Князь усмехнулся и с некоторым восторгом протянул:
— Ведьма ты, Марго, я даже почти поверил.
— Что значит 'почти поверил'? — возмутилась я. — Алименты платить кто будет?
И тут в толпе послышалось:
— Все, попал пацан.
А Стужев смотрел на меня и улыбался. Я улыбнулась в ответ.
— Правда ребенок?
— Правда, — созналась я, — и правда уже бежать нужно.

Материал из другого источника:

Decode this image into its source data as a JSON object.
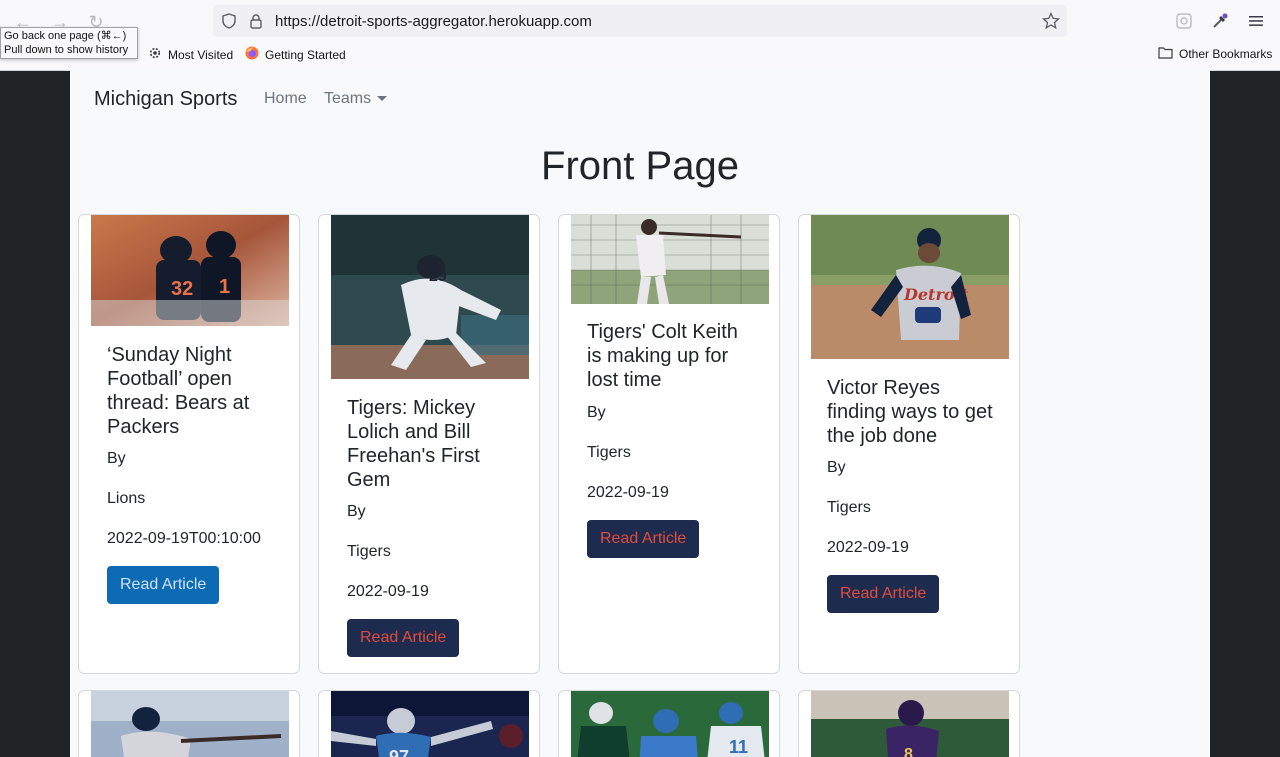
{
  "browser": {
    "url": "https://detroit-sports-aggregator.herokuapp.com",
    "tooltip_line1": "Go back one page (⌘←)",
    "tooltip_line2": "Pull down to show history",
    "bookmarks": [
      {
        "label": "Most Visited",
        "icon": "gear-icon"
      },
      {
        "label": "Getting Started",
        "icon": "firefox-icon"
      }
    ],
    "other_bookmarks": "Other Bookmarks"
  },
  "navbar": {
    "brand": "Michigan Sports",
    "home": "Home",
    "teams": "Teams"
  },
  "main": {
    "heading": "Front Page",
    "cards": [
      {
        "title": "‘Sunday Night Football’ open thread: Bears at Packers",
        "author": "By",
        "team": "Lions",
        "date": "2022-09-19T00:10:00",
        "button": "Read Article",
        "button_style": "blue"
      },
      {
        "title": "Tigers: Mickey Lolich and Bill Freehan's First Gem",
        "author": "By",
        "team": "Tigers",
        "date": "2022-09-19",
        "button": "Read Article",
        "button_style": "navy"
      },
      {
        "title": "Tigers' Colt Keith is making up for lost time",
        "author": "By",
        "team": "Tigers",
        "date": "2022-09-19",
        "button": "Read Article",
        "button_style": "navy"
      },
      {
        "title": "Victor Reyes finding ways to get the job done",
        "author": "By",
        "team": "Tigers",
        "date": "2022-09-19",
        "button": "Read Article",
        "button_style": "navy"
      }
    ]
  },
  "colors": {
    "navy_button": "#1c2b4e",
    "button_text_red": "#e34b3c",
    "blue_button": "#0d6ab4"
  }
}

— Ты мне нужна сегодня, — уже нормальным голосом без подколок и снисходительного тона, сказал Стужев.
— Сегодня никак, — я развела руками, — у Кати ночная смена, малый дома сам, а ты меня задерживаешь.
Стужев покивал, затем спросил:
— Ты себя в зеркало видела?
Интересный вопрос.
— Я так и думал, давай в машину, — и не дожидаясь моего ответа, сам вернулся в автомобиль.
То есть мое шествование следом подразумевалось как само собой разумеющееся. Я посмотрела на самоуверенного Князя, вольготно развалившегося на водительском кресле, на толпу, жаждущую продолжения банкета, на нужную маршрутку, как раз подъехавшую. Выбор был очевиден.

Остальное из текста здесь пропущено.